Data Warehouse is a collection of data that has the properties of object-oriented, time-variant, and integrated in a collection of data as a supporter in the decision-making process. Data Warehouse serves as a data warehouse, later the data in it can be used to be processed at any time needed. The Data Warehouse is used for a more specific scope as in an organization or company. Extract, Transform and Load (ETL) is the process of retrieving and changing the data from the source system and then put it into the data warehouse.

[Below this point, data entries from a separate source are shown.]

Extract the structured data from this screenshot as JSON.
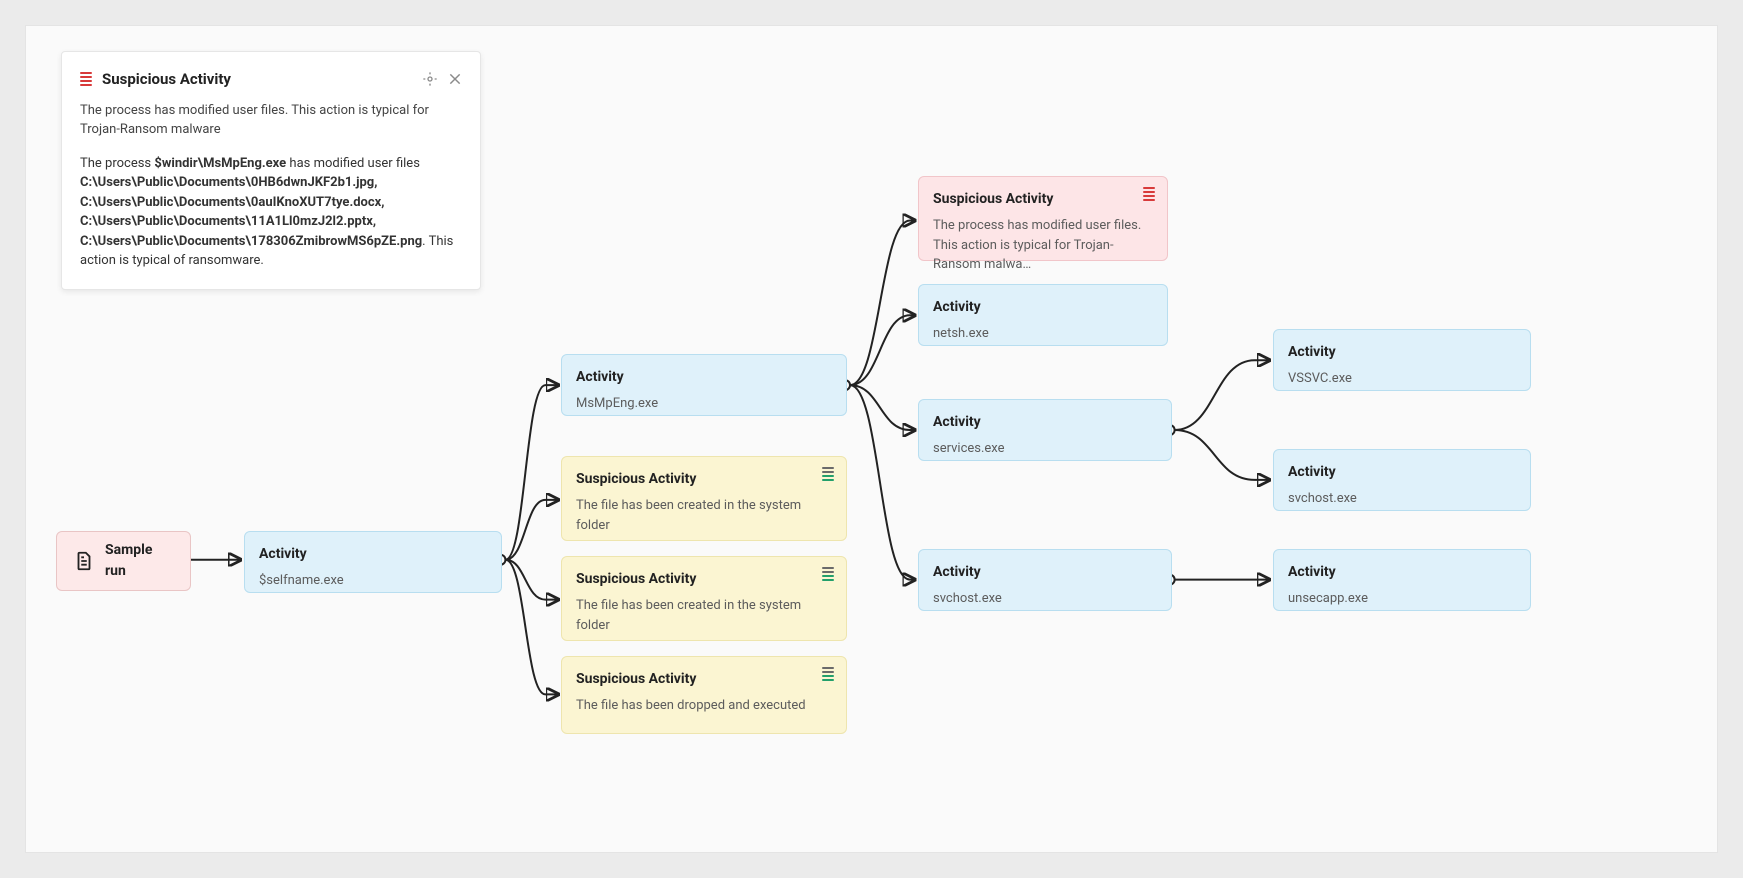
{
  "panel": {
    "title": "Suspicious Activity",
    "description": "The process has modified user files. This action is typical for Trojan-Ransom malware",
    "body_pre": "The process ",
    "proc": "$windir\\MsMpEng.exe",
    "body_mid": " has modified user files ",
    "files": "C:\\Users\\Public\\Documents\\0HB6dwnJKF2b1.jpg, C:\\Users\\Public\\Documents\\0auIKnoXUT7tye.docx, C:\\Users\\Public\\Documents\\11A1Ll0mzJ2l2.pptx, C:\\Users\\Public\\Documents\\178306ZmibrowMS6pZE.png",
    "body_post": ". This action is typical of ransomware."
  },
  "nodes": {
    "sample": {
      "title": "Sample run"
    },
    "activity_root": {
      "title": "Activity",
      "sub": "$selfname.exe"
    },
    "msmpeng": {
      "title": "Activity",
      "sub": "MsMpEng.exe"
    },
    "susp_y1": {
      "title": "Suspicious Activity",
      "sub": "The file has been created in the system folder"
    },
    "susp_y2": {
      "title": "Suspicious Activity",
      "sub": "The file has been created in the system folder"
    },
    "susp_y3": {
      "title": "Suspicious Activity",
      "sub": "The file has been dropped and executed"
    },
    "susp_r": {
      "title": "Suspicious Activity",
      "sub": "The process has modified user files. This action is typical for Trojan-Ransom malwa…"
    },
    "netsh": {
      "title": "Activity",
      "sub": "netsh.exe"
    },
    "services": {
      "title": "Activity",
      "sub": "services.exe"
    },
    "svchost_top": {
      "title": "Activity",
      "sub": "svchost.exe"
    },
    "vssvc": {
      "title": "Activity",
      "sub": "VSSVC.exe"
    },
    "svchost_branch": {
      "title": "Activity",
      "sub": "svchost.exe"
    },
    "unsecapp": {
      "title": "Activity",
      "sub": "unsecapp.exe"
    }
  }
}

Fundamental principles on the extraction of data include:
Types of data transformation:
Another important principle at ETL:
Approaches to implementing ETL:
The following is a category of some method of ETL with the condition who move the data out of the source system:
The following is a category of several methods based on the location of the ETL process:
Some types of data source should be a consideration before doing the extraction, including:
Fundamental principles on the extraction of data include:
- The volume of data that is taken.
- OLTP systems are designed so that the data is small in size. Need to be careful so as not to slow down – the source of the system too much.
- The extraction process is done as quickly as possible.
- The extraction process is done as much as possible be small.
- Expected changes in the source system may be minimal.
Types of data transformation:
- Formatting and standardization.
- Convert to a certain number or date format.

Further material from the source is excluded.